Acordei. Abri os olhos, só um pouco: uma pálida luz além das cortinas. Decidi que era ainda muito cedo para levantar-me e fechei os olhos novamente. Pensei que dormiria de imediato, mas não foi o que ocorreu. Permaneci desperto por trás das pálpebras fechadas, mas, embora acordado, nenhum pensamento passou por minha mente, chamando minha atenção para correr por campos, examinar estratos bancários ou admirar um belo corpo imaginário de mulher. Minha atenção era como alguém de pé no ponto de ônibus à beira de uma rua deserta, em que não passa nada nem ninguém, esperando uma condução que nunca chega.
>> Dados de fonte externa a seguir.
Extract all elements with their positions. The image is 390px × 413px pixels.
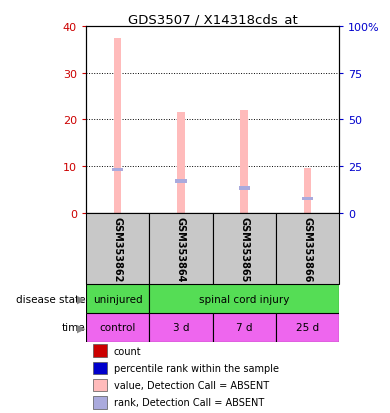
Bar (94, 344, 107, 357)
Bar (86, 214, 149, 285)
Text: GSM353865: GSM353865 (239, 216, 249, 282)
Title: GDS3507 / X14318cds_at: GDS3507 / X14318cds_at (128, 13, 298, 26)
Text: control: control (99, 323, 136, 332)
Text: ▶: ▶ (77, 323, 85, 332)
Text: GSM353864: GSM353864 (176, 216, 186, 282)
Text: rank, Detection Call = ABSENT: rank, Detection Call = ABSENT (114, 397, 264, 407)
Bar (86, 285, 149, 313)
Bar (114, 38, 121, 214)
Bar (112, 169, 123, 172)
Text: 7 d: 7 d (236, 323, 252, 332)
Text: value, Detection Call = ABSENT: value, Detection Call = ABSENT (114, 380, 269, 390)
Bar (240, 111, 248, 214)
Text: disease state: disease state (16, 294, 86, 304)
Bar (304, 169, 312, 214)
Bar (213, 313, 276, 342)
Bar (94, 379, 107, 392)
Bar (94, 396, 107, 408)
Bar (177, 113, 185, 214)
Text: percentile rank within the sample: percentile rank within the sample (114, 363, 279, 373)
Text: ▶: ▶ (77, 294, 85, 304)
Text: GSM353862: GSM353862 (112, 216, 122, 282)
Text: count: count (114, 346, 141, 356)
Bar (149, 285, 339, 313)
Bar (302, 198, 313, 201)
Bar (149, 313, 213, 342)
Bar (175, 180, 186, 183)
Text: GSM353866: GSM353866 (303, 216, 313, 282)
Bar (149, 214, 213, 285)
Bar (86, 313, 149, 342)
Text: 25 d: 25 d (296, 323, 319, 332)
Bar (276, 313, 339, 342)
Text: spinal cord injury: spinal cord injury (199, 294, 289, 304)
Text: uninjured: uninjured (93, 294, 142, 304)
Bar (239, 187, 250, 190)
Bar (94, 362, 107, 374)
Bar (213, 214, 276, 285)
Bar (276, 214, 339, 285)
Text: time: time (62, 323, 86, 332)
Text: 3 d: 3 d (173, 323, 189, 332)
Abri os olhos. Busquei o habitual som dos bem-te-vis e sabiás madrugadores, mas pareceu-me que eles haviam deixado para acordar mais tarde. Decidi levantar-me. Coloquei meus pés nos chinelos e virei-me em direção a Isabel. Seu corpo inflava e desinflava-se suavemente sob o lençol, de costas para mim. No outro quarto, as crianças ressonavam baixinho. Paz. Um forte cheiro de terra, como o que recende aos primeiros pingos de chuva, permeava os cômodos da casa, espesso como creme de leite.

Fui até o banheiro, mas não senti nenhuma vontade de urinar. Lavei, então, o rosto e comecei o ritual de barbear-me. Molhei o pincel e espalhei o creme em lentos movimentos circulares, fazendo surgir aos poucos a espuma grossa e agradável. Achei por bem começar a deslizar o barbeador primeiro pelo lado esquerdo do rosto. Dei-me conta de que sempre, até então, começara a barbear-me pelo lado direito. Intrigou-me a idéia de nunca até então, havia-me permitido, ou melhor, havia sequer cogitado a possibilidade de exercer a liberdade de começar a barbear-me primeiro pelo lado esquerdo.

Enxagüei o rosto, lavei o pincel e o aparelho e espalhei a loção no rosto. Senti a sensação de frescor na pele, mas não consegui sentir o perfume, só o cheiro de terra. Dei-me conta então que, apesar do lusco-fusco no banheiro, havia-me barbeado com perfeição sem sequer cogitar em acender a lâmpada sobre o espelho. Mirei meu rosto refletido. Ultimamente vinha reparando, a cada manhã, o surgimento de uma pequena mancha aqui, o aprofundamento de um sulco ali, a bolsa sob os olhos a cada dia mais visível, um novo pelo nascendo da orelha... Hoje não. Hoje me via diferente. Parecia ver no espelho meu verdadeiro rosto, nem jovem nem velho, nem ingênuo nem desiludido, nem alegre nem triste. Fiquei fitando meu próprio olhar por longos momentos. Fui despertado por uma sensação fria e úmida em minha coxa esquerda, seguida por um hálito quente e um resfolegar familiar. Olhei para baixo e agachei-me para acariciar e abraçar Argos, meu pastor alemão. Quanta saudade e alegria! Seu pelo estava perfumado e sedoso como nunca. Abracei-o com ternura, com não fazia havia trinta e poucos anos.